A claim against the UK government for failing to tackle the import of cotton allegedly produced by forced labour in China’s Xinjiang province reached the High Court this morning. Mr Justice Dove is to rule on whether HM Revenue & Customs, the Home Office and National Crime Agency acted unlawfully by failing to investigate breaches of the Foreign Prison-Made Goods Act 1897 and the Proceeds of Crime Act (POCA) 2002.

The claim is part of a crowd-funded strategy of international litigation brought by the Global Legal Action Network and World Uyghur Congress. The network said the case ’stands to rewrite the relationship between the UK high street and forced labour goods’.

Campaigners say that the Chinese government’s mass detention of Uyghurs and other Turkic Muslims is intimately linked with the cotton industry. The US government has already legislated to ban the import goods produced in whole or in part in the Uyghur Region. 

The two-day hearing in London will hear arguments that cotton imported from the region is criminal property because it is obtained as the result of the crimes of forced labour and crimes against humanity. 'Therefore, any UK person who knowingly (or with suspicion) acquires it is committing a money laundering offence,' the network claims.

Its skeleton argument points out that the Foreign Prison-Made Goods Act prohibits the import of goods 'proved to the satisfaction of the commissioners of customs and excise… to have been made or produced wholly or in part in any foreign prison, gaol, house of correction or penitentiary'. 

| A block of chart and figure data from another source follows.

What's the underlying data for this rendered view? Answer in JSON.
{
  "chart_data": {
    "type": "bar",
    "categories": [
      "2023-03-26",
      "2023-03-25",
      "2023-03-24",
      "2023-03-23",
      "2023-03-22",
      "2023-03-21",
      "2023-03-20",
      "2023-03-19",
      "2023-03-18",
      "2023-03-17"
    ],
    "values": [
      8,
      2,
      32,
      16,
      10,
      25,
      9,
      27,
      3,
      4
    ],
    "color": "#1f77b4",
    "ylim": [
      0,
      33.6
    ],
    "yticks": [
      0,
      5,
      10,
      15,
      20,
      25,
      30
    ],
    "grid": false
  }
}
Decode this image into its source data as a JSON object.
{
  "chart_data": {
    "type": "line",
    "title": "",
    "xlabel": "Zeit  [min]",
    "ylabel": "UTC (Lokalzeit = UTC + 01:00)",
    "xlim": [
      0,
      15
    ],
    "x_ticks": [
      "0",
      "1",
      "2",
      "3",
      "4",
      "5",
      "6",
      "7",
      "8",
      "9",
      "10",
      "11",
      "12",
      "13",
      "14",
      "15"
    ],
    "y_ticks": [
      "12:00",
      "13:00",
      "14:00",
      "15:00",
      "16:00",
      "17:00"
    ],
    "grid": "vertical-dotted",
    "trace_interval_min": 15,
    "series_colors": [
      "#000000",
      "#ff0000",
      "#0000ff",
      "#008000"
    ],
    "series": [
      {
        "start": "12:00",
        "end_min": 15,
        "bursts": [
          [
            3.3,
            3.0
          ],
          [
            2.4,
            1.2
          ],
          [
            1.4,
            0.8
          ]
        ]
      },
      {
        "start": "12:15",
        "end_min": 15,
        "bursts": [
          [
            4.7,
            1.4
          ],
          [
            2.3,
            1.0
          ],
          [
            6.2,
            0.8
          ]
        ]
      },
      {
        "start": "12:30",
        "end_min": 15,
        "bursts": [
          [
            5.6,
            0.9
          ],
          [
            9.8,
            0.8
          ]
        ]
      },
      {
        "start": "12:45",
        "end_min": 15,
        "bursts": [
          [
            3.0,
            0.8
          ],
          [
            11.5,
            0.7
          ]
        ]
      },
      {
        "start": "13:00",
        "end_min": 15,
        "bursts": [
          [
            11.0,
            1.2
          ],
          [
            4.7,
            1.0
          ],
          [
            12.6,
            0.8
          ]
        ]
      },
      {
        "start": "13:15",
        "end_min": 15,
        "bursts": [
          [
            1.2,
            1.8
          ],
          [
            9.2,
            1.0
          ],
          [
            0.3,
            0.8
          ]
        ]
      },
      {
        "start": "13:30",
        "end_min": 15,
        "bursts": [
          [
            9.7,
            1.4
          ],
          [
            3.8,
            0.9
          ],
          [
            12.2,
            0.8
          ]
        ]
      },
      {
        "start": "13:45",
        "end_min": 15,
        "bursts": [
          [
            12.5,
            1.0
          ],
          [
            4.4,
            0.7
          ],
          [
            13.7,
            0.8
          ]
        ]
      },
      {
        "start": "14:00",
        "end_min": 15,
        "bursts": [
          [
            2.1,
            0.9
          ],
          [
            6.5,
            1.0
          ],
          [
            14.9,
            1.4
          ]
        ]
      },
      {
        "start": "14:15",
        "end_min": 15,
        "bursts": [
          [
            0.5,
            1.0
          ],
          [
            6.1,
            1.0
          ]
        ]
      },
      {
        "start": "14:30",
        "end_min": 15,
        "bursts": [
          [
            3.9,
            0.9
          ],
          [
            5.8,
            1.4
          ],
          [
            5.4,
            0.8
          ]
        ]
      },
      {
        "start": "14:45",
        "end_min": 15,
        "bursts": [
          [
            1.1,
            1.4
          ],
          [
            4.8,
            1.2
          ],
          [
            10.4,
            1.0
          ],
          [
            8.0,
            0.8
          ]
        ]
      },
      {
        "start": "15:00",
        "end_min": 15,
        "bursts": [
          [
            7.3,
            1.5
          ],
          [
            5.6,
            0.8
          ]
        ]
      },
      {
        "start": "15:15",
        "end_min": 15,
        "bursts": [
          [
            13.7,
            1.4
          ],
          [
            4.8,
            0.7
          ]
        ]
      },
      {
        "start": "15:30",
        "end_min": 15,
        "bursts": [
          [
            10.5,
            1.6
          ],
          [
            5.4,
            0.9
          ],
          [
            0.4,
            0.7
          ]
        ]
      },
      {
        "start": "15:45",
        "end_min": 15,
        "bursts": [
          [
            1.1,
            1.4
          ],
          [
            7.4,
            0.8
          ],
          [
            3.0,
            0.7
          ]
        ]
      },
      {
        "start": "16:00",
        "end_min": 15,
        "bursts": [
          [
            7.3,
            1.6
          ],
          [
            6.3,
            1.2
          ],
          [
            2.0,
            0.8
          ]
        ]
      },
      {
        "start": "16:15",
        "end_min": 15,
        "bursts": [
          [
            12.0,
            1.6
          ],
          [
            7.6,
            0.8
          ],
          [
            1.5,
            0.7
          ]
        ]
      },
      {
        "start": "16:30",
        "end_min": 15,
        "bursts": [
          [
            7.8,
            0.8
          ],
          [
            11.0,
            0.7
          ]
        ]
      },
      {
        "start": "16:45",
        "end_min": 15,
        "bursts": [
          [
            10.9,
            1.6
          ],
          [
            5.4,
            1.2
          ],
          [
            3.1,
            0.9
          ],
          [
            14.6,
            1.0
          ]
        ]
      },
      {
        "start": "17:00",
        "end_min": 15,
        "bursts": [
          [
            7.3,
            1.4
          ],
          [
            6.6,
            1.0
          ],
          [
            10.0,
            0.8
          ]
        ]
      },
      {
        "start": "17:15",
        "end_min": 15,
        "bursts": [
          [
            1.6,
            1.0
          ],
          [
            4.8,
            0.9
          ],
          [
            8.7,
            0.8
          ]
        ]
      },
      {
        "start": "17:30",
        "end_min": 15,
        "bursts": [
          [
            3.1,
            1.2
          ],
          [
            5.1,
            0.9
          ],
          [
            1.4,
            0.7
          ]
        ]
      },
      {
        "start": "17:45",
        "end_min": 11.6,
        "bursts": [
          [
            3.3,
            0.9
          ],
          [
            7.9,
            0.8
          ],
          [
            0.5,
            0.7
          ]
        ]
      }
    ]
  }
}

Dearbhla Minogue, a legal officer with Global Legal Action Network, said: 'These statutes were enacted for a reason. Parliament intended to ensure that no products made in foreign prisons enter these shores, and to ensure that criminal property does not circulate here. The defendants in this case must do more to enforce these rules.'

Lawyers for Home Office, the NCA and HMRC told the court that there has to be a clear link between 'the alleged criminality and its specific product' to investigate whether goods are made in a foreign prison.

James Eadie, for the three defendants, argued in court filings that the World Uyghur Congress has not provided any evidence of identifiable criminal property, but that the NCA 'may commence an investigation' if there is sufficient evidence.